The implications of marriage age


American society is heading towards families with later marriages and sooner births [Photo Courtesy Knot Yet].
American society is heading toward families with later marriages and sooner births. (Photo courtesy “Knot Yet” report)
Some freshman students believe an early age is appropriate for marriage, while research shows that marriage timing is crucial for the life-changing decision.

Utah holds the record for lowest median age of marriage for brides at 23.5 in the United States. The national average is 27. For BYU students, the marriage age is something much different. In fact, the concept doesn’t really exist.

“I think that the person you’re supposed to be with makes you ready,” said Aubrey Brennan, an unmarried junior. “For some of my friends that meant 18 or even 17; for others it was 26 — who can say what’s really right for anyone?”

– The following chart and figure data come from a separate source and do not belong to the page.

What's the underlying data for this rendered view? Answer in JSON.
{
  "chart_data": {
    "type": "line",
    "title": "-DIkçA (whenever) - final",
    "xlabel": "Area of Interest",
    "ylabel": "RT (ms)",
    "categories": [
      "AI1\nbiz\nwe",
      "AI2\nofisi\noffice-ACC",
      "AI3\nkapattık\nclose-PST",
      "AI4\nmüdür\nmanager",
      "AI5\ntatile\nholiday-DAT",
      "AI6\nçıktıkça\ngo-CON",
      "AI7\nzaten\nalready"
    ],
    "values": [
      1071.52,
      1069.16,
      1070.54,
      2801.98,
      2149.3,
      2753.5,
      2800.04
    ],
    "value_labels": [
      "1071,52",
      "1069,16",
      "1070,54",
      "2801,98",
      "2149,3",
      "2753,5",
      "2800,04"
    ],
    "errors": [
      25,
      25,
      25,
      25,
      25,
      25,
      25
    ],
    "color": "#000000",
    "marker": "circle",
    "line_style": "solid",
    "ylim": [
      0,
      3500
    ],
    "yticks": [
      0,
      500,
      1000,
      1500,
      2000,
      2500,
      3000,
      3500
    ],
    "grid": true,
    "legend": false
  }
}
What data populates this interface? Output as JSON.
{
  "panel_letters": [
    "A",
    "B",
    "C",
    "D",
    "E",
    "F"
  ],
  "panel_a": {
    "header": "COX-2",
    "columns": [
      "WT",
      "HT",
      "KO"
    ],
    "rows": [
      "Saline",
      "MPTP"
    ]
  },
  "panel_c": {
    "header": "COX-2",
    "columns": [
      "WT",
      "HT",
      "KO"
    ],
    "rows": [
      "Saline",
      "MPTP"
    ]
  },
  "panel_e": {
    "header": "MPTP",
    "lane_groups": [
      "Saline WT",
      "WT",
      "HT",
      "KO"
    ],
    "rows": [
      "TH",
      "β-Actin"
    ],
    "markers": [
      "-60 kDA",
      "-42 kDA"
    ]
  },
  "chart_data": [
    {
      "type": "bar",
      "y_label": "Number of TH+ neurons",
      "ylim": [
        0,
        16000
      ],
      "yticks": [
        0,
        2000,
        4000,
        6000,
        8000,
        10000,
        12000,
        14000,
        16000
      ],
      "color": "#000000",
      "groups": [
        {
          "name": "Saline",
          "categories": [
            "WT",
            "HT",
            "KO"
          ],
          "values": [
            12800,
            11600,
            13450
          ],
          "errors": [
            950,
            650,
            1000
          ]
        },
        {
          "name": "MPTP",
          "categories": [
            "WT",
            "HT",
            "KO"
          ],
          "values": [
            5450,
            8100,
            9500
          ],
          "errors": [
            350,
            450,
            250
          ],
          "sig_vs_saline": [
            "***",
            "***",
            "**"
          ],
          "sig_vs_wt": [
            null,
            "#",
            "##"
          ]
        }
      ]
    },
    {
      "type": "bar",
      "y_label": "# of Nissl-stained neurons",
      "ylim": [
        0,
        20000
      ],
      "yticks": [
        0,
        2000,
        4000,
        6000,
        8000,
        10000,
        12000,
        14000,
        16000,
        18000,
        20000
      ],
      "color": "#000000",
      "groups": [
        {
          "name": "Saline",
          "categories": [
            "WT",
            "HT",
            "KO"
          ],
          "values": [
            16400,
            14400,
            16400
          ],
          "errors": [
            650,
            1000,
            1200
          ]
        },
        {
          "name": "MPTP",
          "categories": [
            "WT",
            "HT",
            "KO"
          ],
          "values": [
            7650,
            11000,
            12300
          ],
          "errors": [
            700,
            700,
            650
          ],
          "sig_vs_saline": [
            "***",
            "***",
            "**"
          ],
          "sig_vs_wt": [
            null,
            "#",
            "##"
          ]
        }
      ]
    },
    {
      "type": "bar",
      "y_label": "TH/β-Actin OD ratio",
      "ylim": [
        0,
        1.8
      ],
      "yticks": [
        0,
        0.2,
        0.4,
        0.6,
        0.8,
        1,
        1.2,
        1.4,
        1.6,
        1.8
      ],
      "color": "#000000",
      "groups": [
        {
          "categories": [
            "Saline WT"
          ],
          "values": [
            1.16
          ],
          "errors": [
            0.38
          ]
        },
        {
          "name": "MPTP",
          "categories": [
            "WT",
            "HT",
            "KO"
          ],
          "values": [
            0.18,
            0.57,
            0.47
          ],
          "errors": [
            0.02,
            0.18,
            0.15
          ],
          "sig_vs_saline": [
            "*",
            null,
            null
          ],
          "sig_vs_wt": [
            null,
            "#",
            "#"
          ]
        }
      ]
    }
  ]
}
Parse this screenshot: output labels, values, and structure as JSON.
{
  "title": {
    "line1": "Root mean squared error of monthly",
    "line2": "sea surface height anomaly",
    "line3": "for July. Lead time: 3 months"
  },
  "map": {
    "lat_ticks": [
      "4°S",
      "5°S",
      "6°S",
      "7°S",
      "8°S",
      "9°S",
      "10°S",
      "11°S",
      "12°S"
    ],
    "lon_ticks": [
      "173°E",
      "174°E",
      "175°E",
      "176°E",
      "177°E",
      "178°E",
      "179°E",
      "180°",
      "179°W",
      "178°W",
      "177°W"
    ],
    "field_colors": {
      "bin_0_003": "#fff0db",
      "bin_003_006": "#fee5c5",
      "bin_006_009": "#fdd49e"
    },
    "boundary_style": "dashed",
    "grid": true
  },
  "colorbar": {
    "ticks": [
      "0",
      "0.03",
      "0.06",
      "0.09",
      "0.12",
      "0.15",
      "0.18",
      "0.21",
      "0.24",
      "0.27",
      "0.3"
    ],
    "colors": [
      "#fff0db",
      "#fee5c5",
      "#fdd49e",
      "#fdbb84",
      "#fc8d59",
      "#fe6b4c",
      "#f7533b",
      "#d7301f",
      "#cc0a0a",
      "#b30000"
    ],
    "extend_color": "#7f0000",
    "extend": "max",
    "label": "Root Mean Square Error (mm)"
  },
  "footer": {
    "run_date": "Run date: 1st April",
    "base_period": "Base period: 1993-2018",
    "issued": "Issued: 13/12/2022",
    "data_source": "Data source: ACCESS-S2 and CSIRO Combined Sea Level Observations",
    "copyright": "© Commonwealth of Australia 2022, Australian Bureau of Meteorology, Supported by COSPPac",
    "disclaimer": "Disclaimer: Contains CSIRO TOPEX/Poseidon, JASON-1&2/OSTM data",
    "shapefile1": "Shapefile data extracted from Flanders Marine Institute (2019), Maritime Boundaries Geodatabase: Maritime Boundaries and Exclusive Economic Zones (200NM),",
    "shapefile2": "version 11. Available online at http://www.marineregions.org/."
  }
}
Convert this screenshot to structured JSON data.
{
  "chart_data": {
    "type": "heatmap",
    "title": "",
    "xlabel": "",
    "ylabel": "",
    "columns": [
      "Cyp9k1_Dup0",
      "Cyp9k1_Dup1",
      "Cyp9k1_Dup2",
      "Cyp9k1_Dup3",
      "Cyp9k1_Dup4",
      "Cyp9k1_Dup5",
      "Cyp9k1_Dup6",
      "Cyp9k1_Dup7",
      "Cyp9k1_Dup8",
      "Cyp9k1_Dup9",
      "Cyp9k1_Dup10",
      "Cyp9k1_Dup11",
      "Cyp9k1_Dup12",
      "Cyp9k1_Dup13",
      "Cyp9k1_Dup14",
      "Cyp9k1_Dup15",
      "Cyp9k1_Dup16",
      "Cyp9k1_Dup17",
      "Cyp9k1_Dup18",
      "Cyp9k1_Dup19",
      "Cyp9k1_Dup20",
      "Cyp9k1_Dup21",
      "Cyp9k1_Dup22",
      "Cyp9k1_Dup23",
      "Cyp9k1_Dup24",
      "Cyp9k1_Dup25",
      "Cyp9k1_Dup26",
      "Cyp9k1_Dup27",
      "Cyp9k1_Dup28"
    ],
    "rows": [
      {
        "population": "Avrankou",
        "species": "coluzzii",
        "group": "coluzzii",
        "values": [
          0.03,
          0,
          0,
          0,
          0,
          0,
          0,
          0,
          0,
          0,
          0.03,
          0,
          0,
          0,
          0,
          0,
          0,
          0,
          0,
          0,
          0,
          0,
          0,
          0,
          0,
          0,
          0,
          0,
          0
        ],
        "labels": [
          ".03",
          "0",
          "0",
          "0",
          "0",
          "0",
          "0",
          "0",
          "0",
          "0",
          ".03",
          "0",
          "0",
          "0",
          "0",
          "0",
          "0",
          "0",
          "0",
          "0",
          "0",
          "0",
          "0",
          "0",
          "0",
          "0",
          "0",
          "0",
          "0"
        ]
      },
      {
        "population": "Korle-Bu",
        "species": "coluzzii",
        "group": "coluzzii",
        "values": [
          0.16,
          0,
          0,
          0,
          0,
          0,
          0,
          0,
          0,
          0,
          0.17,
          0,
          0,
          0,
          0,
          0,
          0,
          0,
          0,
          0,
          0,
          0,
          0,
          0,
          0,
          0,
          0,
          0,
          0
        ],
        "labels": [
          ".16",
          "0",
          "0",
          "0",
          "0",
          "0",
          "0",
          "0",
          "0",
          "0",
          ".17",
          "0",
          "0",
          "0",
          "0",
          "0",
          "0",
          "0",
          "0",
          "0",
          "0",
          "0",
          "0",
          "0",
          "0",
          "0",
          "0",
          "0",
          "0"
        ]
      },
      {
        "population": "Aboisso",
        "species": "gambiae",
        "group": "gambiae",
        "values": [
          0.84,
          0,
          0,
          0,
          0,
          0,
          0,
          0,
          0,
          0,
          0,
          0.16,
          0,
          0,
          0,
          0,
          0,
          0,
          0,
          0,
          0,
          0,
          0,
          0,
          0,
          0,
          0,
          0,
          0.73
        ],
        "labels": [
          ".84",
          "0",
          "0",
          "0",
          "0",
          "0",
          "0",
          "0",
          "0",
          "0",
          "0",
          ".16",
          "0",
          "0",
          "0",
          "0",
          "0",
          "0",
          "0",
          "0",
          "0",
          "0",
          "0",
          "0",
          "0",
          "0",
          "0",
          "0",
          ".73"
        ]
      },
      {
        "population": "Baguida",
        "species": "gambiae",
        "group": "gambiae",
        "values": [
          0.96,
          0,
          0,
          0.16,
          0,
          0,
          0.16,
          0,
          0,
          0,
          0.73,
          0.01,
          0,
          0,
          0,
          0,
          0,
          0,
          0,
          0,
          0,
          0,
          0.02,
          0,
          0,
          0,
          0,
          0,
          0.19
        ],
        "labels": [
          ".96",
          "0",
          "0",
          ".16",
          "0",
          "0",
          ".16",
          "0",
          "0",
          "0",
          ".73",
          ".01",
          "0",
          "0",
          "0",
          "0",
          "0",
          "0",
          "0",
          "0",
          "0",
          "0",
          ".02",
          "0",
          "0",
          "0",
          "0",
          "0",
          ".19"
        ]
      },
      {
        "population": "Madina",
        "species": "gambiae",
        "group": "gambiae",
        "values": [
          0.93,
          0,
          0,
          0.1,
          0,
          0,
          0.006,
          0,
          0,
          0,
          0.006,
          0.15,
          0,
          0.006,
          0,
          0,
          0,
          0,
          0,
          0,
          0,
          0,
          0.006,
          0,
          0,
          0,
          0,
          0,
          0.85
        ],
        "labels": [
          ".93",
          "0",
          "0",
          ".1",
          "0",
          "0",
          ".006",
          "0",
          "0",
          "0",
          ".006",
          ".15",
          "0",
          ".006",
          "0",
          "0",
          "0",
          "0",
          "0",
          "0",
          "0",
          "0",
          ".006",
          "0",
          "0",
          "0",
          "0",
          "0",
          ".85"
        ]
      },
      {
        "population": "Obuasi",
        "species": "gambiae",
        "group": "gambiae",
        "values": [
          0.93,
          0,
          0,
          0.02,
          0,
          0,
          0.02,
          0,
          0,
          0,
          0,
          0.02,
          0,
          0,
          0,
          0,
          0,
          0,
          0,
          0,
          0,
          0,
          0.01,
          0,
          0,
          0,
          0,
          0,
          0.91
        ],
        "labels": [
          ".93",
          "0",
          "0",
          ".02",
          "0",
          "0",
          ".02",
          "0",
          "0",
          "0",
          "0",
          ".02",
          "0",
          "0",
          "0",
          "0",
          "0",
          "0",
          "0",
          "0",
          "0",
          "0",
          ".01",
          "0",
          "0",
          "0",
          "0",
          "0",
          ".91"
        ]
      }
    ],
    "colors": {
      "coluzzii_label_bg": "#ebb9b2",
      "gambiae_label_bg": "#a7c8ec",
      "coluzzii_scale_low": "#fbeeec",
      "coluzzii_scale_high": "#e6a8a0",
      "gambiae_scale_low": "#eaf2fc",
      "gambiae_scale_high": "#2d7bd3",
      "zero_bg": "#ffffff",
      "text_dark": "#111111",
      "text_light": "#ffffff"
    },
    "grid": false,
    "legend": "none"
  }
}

“How soon is too soon?” is the question many freshmen have struggled with as their ward members seemingly disappear from Helaman Halls student wards.

“She zoomed out of here,” said Megan Baker, a freshman recalling a recent ward member who just got engaged. “One minute she was in our ward, and then we never saw her and we found out on Facebook she’s getting married. It’s crazy.”

Whether some feel that any time is the right time for marriage and others feel the need to wait, research shows that both opinions might be wrong. Marriages that wait long may do fairly well with survival but may end up in “poor quality.”

Norval D. Glenn, a sociology professor at the University of Texas in Austin, said, “The greatest indicated likelihood of being in an intact marriage of the highest quality is among those who married at ages 22–25,” in the “Later First Marriage and Marital Success” study.

Although women who marry later generally do experience greater career and financial success, studies show that overall relationship satisfaction and health point toward lower marriage ages than the national average.

The rising marriage age across the nation and BYU culture brings concern for those looking into social demographics.

As part of the National Marriage Project at the University of Virginia, BYU professors such as Jason Carroll, from the Department of Family Life, believe  America is going through “The Great Crossover.”

“Indeed, in the United States, 48 percent of all first births are now to unmarried women,” Carroll said in the study “Knot Yet.” “Thus, the nation is at a tipping point, on the verge of moving into a new demographic reality where the majority of first births in the United States precede marriage.”

Currently, Utah is eighth in the nation for the most teen pregnancies. Census reports do not specify whether this rise is attributed to early marriage ages, such as freshmen at BYU and among the LDS culture, or trends found throughout the U.S.

The debate between popular lifestyle trends and studies shown above are focusing on the immediate versus long-term effect in society.